Best answer: Actually the density is halved. (g = GM/r², but M = 4πρr³/3 => g ~ ρr (for uniform density), so if g is constant ρ ~ 1/r)

Several planets in the solar system have a similar surface gravity to Earth even while differing radically in mass: Saturn's g is only about 14% greater than Earth's even though it has a mass 95 times that of Earth. Saturn is less dense than water.
posted by Electric Dragon at 11:38 AM on June 18, 2009

Best answer: You might also consider that the gravity field outside a hollow sphere of mass M is identical to the field outside a solid sphere of mass M. If we want constant g (same gravity as Earth) and constant ρ (same density as Earth, at least where there's material), then you can consider the two equations for a hollow sphere:

• g = GM/r_o²
• ρ = 4 π (r_o³ - r_i³)/(3 M)

with r_o and r_i the inner and outer radii of the hollow sphere, respectively. (r_i = 0 for Earth, or other solid sphere of uniform density.) Then we can apply a scaling law to a solid sphere for a factor c > 1 to make a hollow sphere that keeps g and ρ constant:

• r_o' = r_o c
• M' = M c²
• r_i' = r_o c (1 - 1/c)^1/3

With this, you can make hollow Earths of any size you want (neglecting material properties, non-uniform density, etc.).

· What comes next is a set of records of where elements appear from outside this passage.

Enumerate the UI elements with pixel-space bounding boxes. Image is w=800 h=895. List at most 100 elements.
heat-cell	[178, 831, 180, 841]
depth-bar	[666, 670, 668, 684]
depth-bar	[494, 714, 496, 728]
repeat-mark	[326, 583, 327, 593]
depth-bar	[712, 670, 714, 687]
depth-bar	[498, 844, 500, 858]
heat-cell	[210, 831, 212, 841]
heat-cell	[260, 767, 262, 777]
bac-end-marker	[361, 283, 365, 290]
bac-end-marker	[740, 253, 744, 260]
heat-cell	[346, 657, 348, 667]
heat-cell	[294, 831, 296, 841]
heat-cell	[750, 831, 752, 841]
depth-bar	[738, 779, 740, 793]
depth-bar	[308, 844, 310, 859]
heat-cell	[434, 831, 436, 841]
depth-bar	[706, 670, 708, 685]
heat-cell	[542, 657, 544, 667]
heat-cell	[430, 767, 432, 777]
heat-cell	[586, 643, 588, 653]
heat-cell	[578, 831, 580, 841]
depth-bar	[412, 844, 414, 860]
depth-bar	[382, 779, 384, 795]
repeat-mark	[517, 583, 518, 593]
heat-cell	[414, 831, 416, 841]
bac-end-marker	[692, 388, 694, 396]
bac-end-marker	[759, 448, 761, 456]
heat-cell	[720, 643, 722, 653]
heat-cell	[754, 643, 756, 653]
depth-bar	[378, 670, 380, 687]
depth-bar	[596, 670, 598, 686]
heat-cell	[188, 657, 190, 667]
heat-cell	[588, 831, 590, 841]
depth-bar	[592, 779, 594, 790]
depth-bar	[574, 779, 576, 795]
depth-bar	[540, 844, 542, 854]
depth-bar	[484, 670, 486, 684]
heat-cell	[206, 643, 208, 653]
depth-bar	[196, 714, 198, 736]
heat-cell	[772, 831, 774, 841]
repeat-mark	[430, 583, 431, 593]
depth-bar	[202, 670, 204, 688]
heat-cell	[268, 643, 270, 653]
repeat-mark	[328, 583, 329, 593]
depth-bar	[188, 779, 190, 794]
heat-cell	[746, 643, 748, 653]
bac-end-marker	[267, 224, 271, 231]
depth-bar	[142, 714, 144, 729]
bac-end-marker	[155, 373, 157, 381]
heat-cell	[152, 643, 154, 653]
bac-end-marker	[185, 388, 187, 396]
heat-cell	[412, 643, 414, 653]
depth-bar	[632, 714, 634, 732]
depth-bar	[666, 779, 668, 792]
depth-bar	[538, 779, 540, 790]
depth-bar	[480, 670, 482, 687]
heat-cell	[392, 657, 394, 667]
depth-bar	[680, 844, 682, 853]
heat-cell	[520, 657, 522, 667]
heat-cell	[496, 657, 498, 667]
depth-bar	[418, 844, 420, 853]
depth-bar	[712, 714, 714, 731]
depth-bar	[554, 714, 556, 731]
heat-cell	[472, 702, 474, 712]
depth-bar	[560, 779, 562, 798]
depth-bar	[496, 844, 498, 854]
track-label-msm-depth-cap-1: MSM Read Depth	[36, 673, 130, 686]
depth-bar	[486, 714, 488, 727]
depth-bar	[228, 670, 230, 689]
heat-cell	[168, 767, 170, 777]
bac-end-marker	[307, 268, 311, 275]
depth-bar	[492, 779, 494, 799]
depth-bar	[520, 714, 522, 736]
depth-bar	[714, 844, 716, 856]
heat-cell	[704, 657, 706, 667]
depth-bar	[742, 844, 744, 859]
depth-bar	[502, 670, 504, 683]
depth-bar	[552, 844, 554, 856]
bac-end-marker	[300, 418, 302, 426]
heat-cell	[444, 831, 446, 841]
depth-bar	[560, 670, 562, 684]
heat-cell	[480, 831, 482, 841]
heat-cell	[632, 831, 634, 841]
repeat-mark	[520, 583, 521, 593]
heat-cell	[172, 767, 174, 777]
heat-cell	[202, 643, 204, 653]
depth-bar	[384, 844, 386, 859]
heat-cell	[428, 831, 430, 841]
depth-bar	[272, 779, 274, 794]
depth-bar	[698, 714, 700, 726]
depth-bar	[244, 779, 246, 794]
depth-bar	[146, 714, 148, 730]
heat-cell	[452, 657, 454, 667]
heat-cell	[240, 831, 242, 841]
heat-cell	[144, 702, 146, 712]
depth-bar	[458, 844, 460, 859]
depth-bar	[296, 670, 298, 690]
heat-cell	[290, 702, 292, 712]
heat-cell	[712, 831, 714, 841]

Also, following up on Bora Horza Gobuchul's point, the Extrasolar Planets Encyclopaedia has a list of all known planets, and their masses and radii (if known), if you'd like to find more for yourself. You won't find many near the size of Earth, though (excepting maybe GJ 581e).
posted by Upton O'Good at 12:45 PM on June 18, 2009